It seems to come down to the fact that people are often comfortable with one of two styles:

1) Know nothing, and poke at it until works.  If it quits working, poke at it until it works again.  Fill in gaps as necessary along the way.  I think in psychology, this is called the procedural learning style.  Step-by-step.  If it breaks, learn a new procedure.

2) Understand how all the essential cogs turn, so an educated guess can be made at how to start from scratch, and how to anticipate, or at least fix errors that come up.  This is the intuitive learning style.  If it breaks, find out why, and consider how to apply this in the future.

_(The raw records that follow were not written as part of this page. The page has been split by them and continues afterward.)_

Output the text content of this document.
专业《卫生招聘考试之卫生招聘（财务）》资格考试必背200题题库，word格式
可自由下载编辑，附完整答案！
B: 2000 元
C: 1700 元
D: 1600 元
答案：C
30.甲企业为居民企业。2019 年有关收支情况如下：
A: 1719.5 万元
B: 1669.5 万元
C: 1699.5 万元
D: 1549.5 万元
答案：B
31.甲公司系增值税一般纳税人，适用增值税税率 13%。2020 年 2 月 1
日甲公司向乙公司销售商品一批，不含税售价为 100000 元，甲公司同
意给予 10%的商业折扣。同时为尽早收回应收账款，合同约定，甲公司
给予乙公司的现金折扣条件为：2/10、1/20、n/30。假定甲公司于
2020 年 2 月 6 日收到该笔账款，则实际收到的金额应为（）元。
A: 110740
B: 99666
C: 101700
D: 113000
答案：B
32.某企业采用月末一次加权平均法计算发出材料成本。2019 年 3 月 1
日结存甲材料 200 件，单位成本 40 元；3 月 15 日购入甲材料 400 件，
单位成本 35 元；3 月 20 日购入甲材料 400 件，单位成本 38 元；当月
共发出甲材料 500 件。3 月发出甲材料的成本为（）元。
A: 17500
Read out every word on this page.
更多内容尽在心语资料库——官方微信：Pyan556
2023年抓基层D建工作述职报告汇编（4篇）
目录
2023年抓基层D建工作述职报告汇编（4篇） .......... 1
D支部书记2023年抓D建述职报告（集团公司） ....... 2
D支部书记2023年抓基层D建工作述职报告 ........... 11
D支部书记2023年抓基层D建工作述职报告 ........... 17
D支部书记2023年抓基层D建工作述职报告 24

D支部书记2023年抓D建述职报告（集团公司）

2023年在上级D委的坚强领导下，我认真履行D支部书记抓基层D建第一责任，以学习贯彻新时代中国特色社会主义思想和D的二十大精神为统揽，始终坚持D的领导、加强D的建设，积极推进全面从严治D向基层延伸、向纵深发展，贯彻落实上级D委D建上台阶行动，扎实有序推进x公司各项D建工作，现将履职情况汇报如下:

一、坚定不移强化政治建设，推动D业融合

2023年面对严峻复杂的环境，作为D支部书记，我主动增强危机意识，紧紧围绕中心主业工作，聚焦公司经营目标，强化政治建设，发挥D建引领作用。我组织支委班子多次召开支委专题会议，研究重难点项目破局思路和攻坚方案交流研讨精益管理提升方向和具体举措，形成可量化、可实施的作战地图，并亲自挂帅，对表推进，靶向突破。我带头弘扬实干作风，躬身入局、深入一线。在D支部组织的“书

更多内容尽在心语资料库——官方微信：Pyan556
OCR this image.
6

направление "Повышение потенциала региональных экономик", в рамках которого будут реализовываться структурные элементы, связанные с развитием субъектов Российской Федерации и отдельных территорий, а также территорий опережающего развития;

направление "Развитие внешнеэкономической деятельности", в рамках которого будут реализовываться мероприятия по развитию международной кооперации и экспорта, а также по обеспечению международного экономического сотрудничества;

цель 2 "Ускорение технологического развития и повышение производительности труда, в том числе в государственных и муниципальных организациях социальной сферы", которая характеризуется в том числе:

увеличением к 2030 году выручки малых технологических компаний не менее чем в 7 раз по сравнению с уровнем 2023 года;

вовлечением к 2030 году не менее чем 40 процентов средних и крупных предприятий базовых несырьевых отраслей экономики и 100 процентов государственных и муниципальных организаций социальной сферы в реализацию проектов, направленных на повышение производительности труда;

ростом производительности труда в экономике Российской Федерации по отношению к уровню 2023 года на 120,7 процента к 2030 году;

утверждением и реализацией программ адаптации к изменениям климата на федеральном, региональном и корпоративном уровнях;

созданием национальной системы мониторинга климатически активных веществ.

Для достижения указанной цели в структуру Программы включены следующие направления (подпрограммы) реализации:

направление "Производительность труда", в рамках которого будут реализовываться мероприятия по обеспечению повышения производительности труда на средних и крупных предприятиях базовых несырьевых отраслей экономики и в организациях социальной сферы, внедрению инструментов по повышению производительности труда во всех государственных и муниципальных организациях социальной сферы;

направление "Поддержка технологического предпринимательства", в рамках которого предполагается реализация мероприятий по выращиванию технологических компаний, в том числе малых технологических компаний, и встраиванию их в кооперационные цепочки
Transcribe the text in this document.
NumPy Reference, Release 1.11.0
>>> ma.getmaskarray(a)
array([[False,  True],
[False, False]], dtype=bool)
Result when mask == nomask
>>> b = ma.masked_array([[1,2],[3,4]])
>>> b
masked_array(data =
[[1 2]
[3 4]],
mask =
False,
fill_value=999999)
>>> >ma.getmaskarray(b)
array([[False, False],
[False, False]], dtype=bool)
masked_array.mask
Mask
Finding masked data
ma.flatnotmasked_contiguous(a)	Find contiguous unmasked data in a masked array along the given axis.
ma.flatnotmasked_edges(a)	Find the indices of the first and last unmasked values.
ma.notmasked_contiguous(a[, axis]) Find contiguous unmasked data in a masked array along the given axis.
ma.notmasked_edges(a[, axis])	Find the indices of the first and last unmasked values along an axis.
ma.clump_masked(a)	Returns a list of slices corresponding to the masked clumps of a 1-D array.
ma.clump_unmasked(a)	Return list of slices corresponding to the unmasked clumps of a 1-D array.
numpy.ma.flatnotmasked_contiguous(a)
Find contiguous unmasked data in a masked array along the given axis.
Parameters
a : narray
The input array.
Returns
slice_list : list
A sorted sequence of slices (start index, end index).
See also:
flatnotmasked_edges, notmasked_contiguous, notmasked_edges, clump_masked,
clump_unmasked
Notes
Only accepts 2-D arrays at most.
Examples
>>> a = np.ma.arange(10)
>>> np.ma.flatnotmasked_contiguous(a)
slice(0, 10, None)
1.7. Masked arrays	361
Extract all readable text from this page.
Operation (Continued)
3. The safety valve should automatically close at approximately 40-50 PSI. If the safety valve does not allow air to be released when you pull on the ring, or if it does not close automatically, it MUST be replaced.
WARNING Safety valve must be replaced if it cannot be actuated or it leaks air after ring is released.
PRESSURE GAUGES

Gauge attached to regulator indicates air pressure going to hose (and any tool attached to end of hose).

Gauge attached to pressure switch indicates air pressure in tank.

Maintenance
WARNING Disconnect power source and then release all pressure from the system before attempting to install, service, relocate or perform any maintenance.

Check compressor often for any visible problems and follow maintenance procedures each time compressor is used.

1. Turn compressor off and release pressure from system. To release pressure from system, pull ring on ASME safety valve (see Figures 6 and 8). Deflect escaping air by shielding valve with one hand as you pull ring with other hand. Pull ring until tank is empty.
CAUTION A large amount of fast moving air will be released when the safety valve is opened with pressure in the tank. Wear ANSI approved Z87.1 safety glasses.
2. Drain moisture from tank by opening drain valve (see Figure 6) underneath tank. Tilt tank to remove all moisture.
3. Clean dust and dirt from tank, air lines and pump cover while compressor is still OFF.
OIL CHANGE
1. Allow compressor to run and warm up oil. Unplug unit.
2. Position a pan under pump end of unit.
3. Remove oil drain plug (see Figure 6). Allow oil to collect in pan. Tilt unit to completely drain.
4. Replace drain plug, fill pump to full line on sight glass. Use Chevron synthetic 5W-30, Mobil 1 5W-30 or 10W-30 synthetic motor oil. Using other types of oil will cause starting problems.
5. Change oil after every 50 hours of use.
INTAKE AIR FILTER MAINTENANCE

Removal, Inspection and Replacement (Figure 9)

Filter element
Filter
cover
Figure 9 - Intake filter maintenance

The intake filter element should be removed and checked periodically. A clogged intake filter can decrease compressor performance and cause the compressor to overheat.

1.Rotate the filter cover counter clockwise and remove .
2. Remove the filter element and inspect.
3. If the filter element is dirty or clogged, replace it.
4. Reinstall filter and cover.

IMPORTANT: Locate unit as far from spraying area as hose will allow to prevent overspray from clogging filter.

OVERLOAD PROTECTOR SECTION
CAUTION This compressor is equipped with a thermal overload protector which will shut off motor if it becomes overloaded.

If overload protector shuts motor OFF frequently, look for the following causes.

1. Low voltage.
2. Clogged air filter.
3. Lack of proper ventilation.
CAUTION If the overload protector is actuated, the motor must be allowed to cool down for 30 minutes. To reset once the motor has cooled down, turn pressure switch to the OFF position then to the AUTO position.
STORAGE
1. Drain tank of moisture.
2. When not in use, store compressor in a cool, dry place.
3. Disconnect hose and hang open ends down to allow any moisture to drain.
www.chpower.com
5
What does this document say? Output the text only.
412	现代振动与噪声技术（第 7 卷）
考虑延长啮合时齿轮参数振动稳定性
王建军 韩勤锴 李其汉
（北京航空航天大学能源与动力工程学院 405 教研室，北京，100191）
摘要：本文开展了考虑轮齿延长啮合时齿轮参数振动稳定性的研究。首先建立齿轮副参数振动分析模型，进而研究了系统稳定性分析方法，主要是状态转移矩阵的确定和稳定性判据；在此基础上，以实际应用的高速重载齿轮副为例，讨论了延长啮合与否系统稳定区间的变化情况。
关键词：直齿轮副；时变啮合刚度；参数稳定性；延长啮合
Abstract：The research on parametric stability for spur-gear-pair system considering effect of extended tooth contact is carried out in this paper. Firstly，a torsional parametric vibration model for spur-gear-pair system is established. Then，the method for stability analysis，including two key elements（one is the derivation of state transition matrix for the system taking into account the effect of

I'm in the second camp.  Using an IDE is terrifying for me, because so much stuff "just happens", which means I don't know exactly what actually ended up on the chip, or really how it got there.  I know I wrote some code, and it seems to be doing more or less the right thing, but I can't be confident that I did everything correctly.  In which case, there's a good chance a different IC or a particular interrupt or a change in clock frequency could bring the whole house of cards down.  Not great for confidence.

In my line of work, I've noticed most people seem to be Type 1s.  They just go about their job and do what they've been told (or learned) to do.  There isn't much thought about whether what they've been told is always, only sometimes, or not at all correct.  If they do what they're told but a process fails, well...  *shrug*  I followed the procedure I was given, didn't I?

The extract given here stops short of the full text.